2.8.05

Na torre

Era um rapaz meio assim, meio assado, tímido, quieto, recatado - talvez até demais para o gosto dos outros. Não tinha um grande físico, não era muito bonito, usava óculos e estava acima do peso - enfim, não era lá grande coisa. Mas naquele dia, não se sabe porque, estava inquieto. Não parava no lugar, não queria conversa com ninguém, não falava e, quando perguntavam o que acontecia, apenas respondia um singelo: "não sei". Foi assim até o fim do dia de serviço.

Saiu, lá pelas sete da noite, foi até o estacionamento, pegou o carro ... e sumiu no mundo.

Não estava a fim de voltar para casa - fazer o quê por lá?; não queria enrolar mais no serviço, embora tivesse coisas a fazer; tinha problemas para resolver, mas ah!, isso, deixa p´ra mais tarde.

Não queria saber de nada - queria mesmo era espairecer a cabeça, dirigir um pouco, relaxar - apesar de que relaxar, às sete horas, no trânsito louco de São Paulo, era realmente coisa difícil de se pensar. Mas, assim mesmo, foi.

Brigadeiro, Paulista, Ibirapuera, volta no parque, Paulista, Consolação, Praça da República, São João, Augusta, Paulista, Alameda sei lá o quê, Paulista, Paulista, Paulista ... retorna perto do Paraíso, e torna a Paulista.

Nessa brincadeira já são onze horas, os casados estão em casa, os solteiros bagunçando (ou seria o contrário? Não sei, nesse "admirável mundo novo onde circulam criaturas tais" ...), e então alguma coisa acontece.

Pára em frente à um dos prédios. Paulista, 900, imagem viva de uma avenida que representa dinheiro, fama e poder nos tempos do Brasil Real.

Sobe as escadas. Não sabe porque, mas alguma coisa o leva mais alto, procurando o topo do local, o topo do mundo, sempre em frente, sempre acima.

Escada daqui, corredor dali, elevador acolá, chega ao seu objetivo.

A torre. Enorme torre de onde saem imagens e sons que chegarão em casas onde pessoas distraídas estarão, naquele momento, assistindo um bom filme, depois da sagrada novela das oito de todas as noites.

Uma escada. O caminho para onde ele quer chegar.

Sobe, sobe, mais e mais alto, até que, chegando ao topo, ele tem a visão mais magnífica que um ser humano poderia ver.

Uma mulher. Sim, uma mulher. Do jeito que ele queria, do jeito que sempre sonhou. Linda, bela, magnífica escultura de um gênio da arte ... a acenar para ele, pedindo que faça com ela o que ele sempre quis.

Aproxima-se, e nesse momento tem inicio um ato que sobressai as forças da natureza. Beija-a, abraça-a, acaricia seus maravilhosos cabelos soltos ao vento.
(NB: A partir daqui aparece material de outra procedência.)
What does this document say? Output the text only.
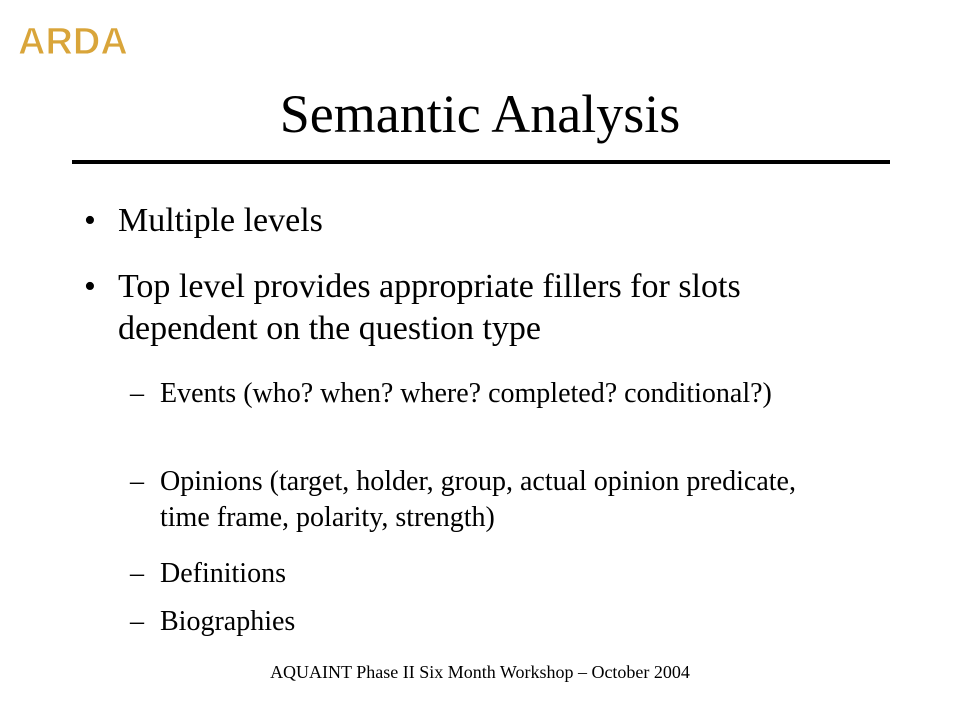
ARDA
Semantic Analysis
• Multiple levels
• Top level provides appropriate fillers for slots dependent on the question type
– Events (who? when? where? completed? conditional?)
– Opinions (target, holder, group, actual opinion predicate, time frame, polarity, strength)
– Definitions
– Biographies
AQUAINT Phase II Six Month Workshop – October 2004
Arranca de si tudo o que pode impedí-lo nessa prodigiosa hora, e inicia-se o ato em si.

Nesse momento, o que sente é tão maravilhoso que nada poderia ser descrito à um estranho depois - pois nada que se sente de uma forma é passível de ser entendido por outros. E tudo isso em um ritmo crescente, que o faz esquecer as noites mal dormidas, o trabalho enfadonho, as atividades sem sentido que tinha feito ao longo de sua vida, e tudo o mais.

Morrer? Não se importava. Morreria feliz, sabendo que se sentia bem.

Chega o ápice. Geme, grita, sua, sofre, delira!

Tinha concluido o que viera fazer ali.

É então que ouve um ruído, como de asas batendo, várias asas em sincronia. Olha para a direção de onde surgiu o ruído, e vê ... um helicóptero, e um homem de dentro falando, por um megafone:

" Atenção, vocês que estão em cima da torre. Os senhores serão levados à delegacia por crime de atentado ao pudor e perturbação da ordem pública. Queiram descer para serem acompanhados pelos policiais que estão à porta do mesmo elevador por onde entraram ..."

(Observação: a frase original não seria liberada nem para maiores de 21 anos.)

Ao ter consciência da realidade, ele olha para a mulher que foi sua parceira naquela noite. Vê em seus olhos o mesmo ideal, o mesmo propósito, enfim - o mesmo sentimento de nulidade emocional e de dever cumprido que os levaram ali, levados sabe-se lá por que mão, para fazer ... sabe-se lá o que.

Ele a beija e lhe dá sua mão, no que é correspondido.

E os dois pulam - para o infinito.

...

Manchete da Folha de São Paulo do dia seguinte: "Loucos amantes pulam para a morte, nos céus de São Paulo."